South Korean authorities released 57 men Friday who had been jailed for refusing mandatory military duty, marking a potential shift in policy to give more options to conscientious objectors for alternative service.
The men paroled had rejected military service on religious grounds and for other reasons.
The release followed a landmark ruling Nov. 1 by South Korea’s Supreme Court that acquitted a member of
the Jehovah’s Witnesses for refusing conscription. The Christian denomination’s teachings oppose joining the armed forces.
In June, a constitutional court said the government must introduce alternative civilian service for conscientious objectors. Public hearings are underway on such changes.
The court decisions also reflect a general shift in attitude in South Korea about potential threats from North Korea after nearly a year of groundbreaking outreach between the South’s president, Moon Jae-in, and the North’s leader, Kim Jong Un.

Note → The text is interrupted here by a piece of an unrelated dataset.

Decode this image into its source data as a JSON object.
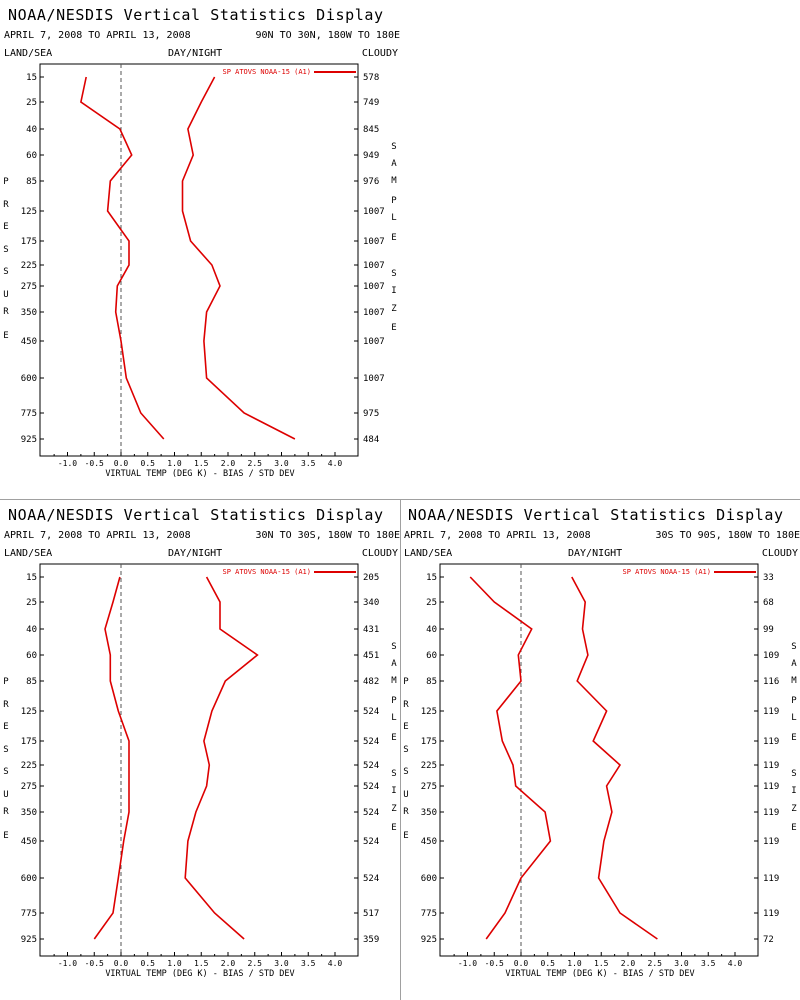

In symbolic gestures, 10 guard posts on each side of the heavily fortified border have been destroyed.
— Min Joo Kim
South Sudan is beset by “alarming levels” of sexual and gender-based violence and a desperate humanitarian situation, including severe food shortages, as it attempts to implement the latest peace agreement in a climate of “deep distrust,” U.N. experts said.
The panel of experts said in a report to the Security Council that the world’s newest nation must deal with fragmentation of armed groups “and grave human rights abuses, including against children,” in addition to the “profound deficit of trust” among almost all signatories to the September peace deal.
But most important, they said, is whether implementing the deal will improve the lives of civilians, many of whom expressed “profound distrust of a high-level political process that appears increasingly removed from their suffering.”
There were high hopes for South Sudan after it gained independence from Sudan in 2011. But it plunged into ethnic violence in 2013 when forces loyal to President Salva Kiir, a Dinka, started battling those loyal to Riek Machar, his former vice president, who is a Nuer. The conflict has killed tens of thousands and forced over 4 million to flee their homes.
— Associated Press
Romania shuts hospital over superbug concerns: Romanian health authorities temporarily closed the Giulesti Maternity Hospital in Bucharest after 13 babies born there recently were diagnosed with antibiotic-resistant Staphylococcus aureus. The hospital said it had canceled dozens of Caesarean sections and would be directing pregnant women needing the procedure to other public hospitals. The Health Ministry said Giulesti's maternity wards would undergo cleaning and disinfection.
Plane crashes in Sao Paulo residential area, killing 2: A small, single-engine plane crashed in a residential area of Sao Paulo, Brazil's biggest city, leaving at least two dead and a dozen injured, firefighters said. Live images on Globo TV showed the charred remains of the plane that firefighters said hit three houses near the small Campo do Marte airfield. Two cars were also smashed. A Sao Paulo firefighters' spokesman said the bodies of two people were pulled from the wreckage of the six-seat Cessna 210 Centurion.
Austria rearrests suspected spy: Austrian authorities say a retired colonel in the country's military who is suspected of having spied for Russia for more than two decades has been rearrested a few weeks after he was released. The Austria Press Agency reported that the 70-year-old was arrested Friday, and Salzburg prosecutors said he was in investigative custody. He had been released Nov. 13, a few days after the government made the case public, when a Salzburg court rejected a bid to keep him in custody. Prosecutors said a court in Linz on Friday granted their appeal against that decision. The case is embarrassing for Austria, which has some of the closest relations with Russia in the European Union. Moscow denies any involvement in the case.